If the invoked method has a return value, then it would also be transferred via IDynamicInvocationParameters, but I'll leave this topic for another message. Multiple return values should be supported because the latest version of C# does indeed support multiple return values with the help of System.ValueTuple<>. This could be supported by treating each return value as if it is an out parameter, and assigning each return value an ordinal that can be used with IDynamicInvocationParameters.SetRParameter etc.

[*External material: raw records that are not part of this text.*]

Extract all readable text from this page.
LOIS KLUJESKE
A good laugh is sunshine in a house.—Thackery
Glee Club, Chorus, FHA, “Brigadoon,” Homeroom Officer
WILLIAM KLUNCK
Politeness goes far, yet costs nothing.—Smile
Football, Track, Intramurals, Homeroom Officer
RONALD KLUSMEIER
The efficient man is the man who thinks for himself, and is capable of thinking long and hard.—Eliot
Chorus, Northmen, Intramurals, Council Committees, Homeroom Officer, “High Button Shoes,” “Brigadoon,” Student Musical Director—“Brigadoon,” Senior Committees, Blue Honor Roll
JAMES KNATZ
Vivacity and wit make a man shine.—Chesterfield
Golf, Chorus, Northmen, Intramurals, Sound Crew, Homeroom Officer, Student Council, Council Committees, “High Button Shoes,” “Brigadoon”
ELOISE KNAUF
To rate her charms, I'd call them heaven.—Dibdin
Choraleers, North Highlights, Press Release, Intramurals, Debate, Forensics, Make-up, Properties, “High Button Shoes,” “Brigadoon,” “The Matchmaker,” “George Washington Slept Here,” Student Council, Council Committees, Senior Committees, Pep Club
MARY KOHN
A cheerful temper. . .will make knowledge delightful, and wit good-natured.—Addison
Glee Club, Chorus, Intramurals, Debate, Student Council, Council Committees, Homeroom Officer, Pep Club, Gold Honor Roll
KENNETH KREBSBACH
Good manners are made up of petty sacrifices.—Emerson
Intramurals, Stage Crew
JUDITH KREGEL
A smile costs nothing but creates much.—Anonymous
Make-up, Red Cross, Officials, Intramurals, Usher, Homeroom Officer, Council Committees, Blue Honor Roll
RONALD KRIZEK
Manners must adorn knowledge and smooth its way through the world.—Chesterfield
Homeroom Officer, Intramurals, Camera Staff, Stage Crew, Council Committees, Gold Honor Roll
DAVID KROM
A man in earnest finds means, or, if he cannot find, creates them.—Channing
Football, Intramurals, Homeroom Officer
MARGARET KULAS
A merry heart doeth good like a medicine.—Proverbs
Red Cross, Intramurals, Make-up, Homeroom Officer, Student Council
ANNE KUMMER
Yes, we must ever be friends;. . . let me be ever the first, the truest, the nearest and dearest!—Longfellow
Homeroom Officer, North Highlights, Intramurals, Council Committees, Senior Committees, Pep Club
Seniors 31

I would like to provide proof-of-concept implementation of this proposal which is described here in details, code is here. The implementation allows to reflect any member as the delegate instance of the following types:

1. Predefined API for standard delegate types provided by .NET library: Func, Action etc.
2. Function and Procedure delegates that can represent any signature with out or ref parameters.
3. If it is not enough, you can use any hand-written delegate type

Quick example:

internal delegate MemoryStream MemoryStreamConstructor(byte[] buffer, bool writable);

//using custom delegate
MemoryStreamConstructor ctor = typeof(MemoryStream).GetConstructor(new[] { typeof(byte[]), typeof(bool) }).Unreflect<MemoryStreamConstructor>();
//or
ctor = Type<MemoryStream>.Constructor.Get<MemoryStreamConstructor>();

//using delegate from .NET
Func<byte[], bool> ctor = typeof(MemoryStream).GetConstructor(new[] { typeof(byte[]), typeof(bool) }).Unreflect<Func<byte[], bool>>();
//or
ctor = Type<MemoryStream>.Constructor<byte[], bool>.Get();

//using Function
Function<(byte[] buffer, bool writable), MemoryStream> ctor = typeof(MemoryStream).GetConstructor(new[] { typeof(byte[]), typeof(bool) }).Unreflect<Function<(byte[], bool), MemoryStream>>();

//or
ctor = Type<MemoryStream>.GetConstructor<(byte[] buffer, bool writable)>();

Benchmarks are here. The big advantage of using Function or Procedure delegate is that the parameters in the signature can be partially typed. As a result, you can reflect method into delegate even if parameter types is not known at compile time. For instance:

Function<(object text, object result), bool> tryParse = typeof(decimal).GetMethod(nameof(decimal.TryParse), new[] { typeof(string), typeof(decimal).MakeByRefType() }).Unreflect<Function<(object, object), bool>>();

Moving to Future - not high enough priority at this time for the 5.0 schedule.